Beberapa dari nasihat beliau yang begitu membekas adalah tentang meng up grade diri. Sebagai pengemban dakwah tentu tugas tersebut sangat mulia. Tapi berapa banyak yang kemudian benar-benar meningkatkan kualitas dirinya? Meningkatkan tsaqofahnya dalam kajian-kajian halqohnya. Benar-benar mutholaah sebelum kajian rutin dilakukan? Kadang malu diri ini karena belum maksimal dalam halaqoh. Berdakwah masih malas-malasan. Masih malas untuk menulis beropini. Asyik dengan kesibukan sendiri yang terkategori mubah. Belum 100 persen mengeluarkan kemampuan terbaik. Belum mastato’tum. Bagaimana mungkin pekerjaan yang mulia namun tidak dikerjakan secara sungguh-sungguh?

Masih terngiang-ngiang kalimat mengup grade diri. Atau kita sebut saja meningkatkan kualitas diri.

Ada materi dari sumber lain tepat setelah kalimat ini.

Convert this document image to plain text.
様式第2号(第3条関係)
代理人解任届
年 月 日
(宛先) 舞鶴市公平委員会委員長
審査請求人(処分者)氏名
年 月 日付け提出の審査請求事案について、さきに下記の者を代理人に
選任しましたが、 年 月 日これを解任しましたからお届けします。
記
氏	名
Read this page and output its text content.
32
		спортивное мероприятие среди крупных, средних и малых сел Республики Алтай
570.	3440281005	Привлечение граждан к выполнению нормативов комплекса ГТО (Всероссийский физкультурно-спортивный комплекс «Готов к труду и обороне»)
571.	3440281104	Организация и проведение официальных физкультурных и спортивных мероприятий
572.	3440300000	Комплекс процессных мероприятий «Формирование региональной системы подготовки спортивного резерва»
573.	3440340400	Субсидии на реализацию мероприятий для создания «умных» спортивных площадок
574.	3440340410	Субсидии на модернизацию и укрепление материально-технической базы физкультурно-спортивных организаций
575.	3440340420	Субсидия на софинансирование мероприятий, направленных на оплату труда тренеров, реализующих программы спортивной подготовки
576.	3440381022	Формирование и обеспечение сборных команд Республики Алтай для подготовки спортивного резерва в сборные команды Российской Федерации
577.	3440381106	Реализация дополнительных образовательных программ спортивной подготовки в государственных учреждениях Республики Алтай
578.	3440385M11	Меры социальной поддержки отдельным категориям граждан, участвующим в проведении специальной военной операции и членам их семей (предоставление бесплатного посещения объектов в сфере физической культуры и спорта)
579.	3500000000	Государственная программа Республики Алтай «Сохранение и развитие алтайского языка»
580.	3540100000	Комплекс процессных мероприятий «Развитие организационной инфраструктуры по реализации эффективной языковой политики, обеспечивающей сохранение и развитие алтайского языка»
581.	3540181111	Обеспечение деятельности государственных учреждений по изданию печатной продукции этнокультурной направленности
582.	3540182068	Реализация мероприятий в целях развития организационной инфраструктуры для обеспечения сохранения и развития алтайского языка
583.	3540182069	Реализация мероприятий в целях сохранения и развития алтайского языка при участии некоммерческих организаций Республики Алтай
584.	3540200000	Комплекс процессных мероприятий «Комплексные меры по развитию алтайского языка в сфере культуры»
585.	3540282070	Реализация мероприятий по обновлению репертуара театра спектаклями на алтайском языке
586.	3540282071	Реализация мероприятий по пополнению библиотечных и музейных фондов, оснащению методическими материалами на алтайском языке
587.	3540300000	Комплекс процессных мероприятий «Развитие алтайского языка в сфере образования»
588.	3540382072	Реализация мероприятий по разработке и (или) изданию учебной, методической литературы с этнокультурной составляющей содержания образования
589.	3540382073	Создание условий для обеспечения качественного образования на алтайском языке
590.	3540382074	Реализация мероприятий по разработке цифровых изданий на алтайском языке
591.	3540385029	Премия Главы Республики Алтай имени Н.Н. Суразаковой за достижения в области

Sebuah aktivitas di mana kita harus melakukan peningkatan, penambahan kemampuan kerja atau kapasitas dari tingkat yang rendah ke tingkat yang lebih tinggi. Ketika saya gogle frasa “ug grade” pada laptop hitam saya. Sebuah frasa dalam bahasa asing. Ternyata tidaklah asing di laman-laman berbahasa Indonesia. Banyak sekali tulisan tentang mengupgrade diri. Tulisan tersebut bukanlah tulisan tentang pengemban dakwah, tulisan masyarakat biasa. Yah di zaman kompetisi ini, masyakarat kapitalistik terbiasa dengan persaingan. Selalu ingin meningkatkan diri demi penghasilan yang lebih. Namun tujuan seorang pengemban dakwah bukanlah lagi dunia. Tujuan pengemban dakwah adalah negeri akhirat. Bukankah itu sudah termasuk suatu tujuan yang harus dikejar dengan segala daya upaya?

Seharusnya kita malu, wahai diri yang masih bermalas-malasan menyambut kemenangan. Seharusnya kita segera bergerak meningkatkan kualitas dan kapasitas kita!

14 oktober 2015. Pengingat untuk diri yang masih malas.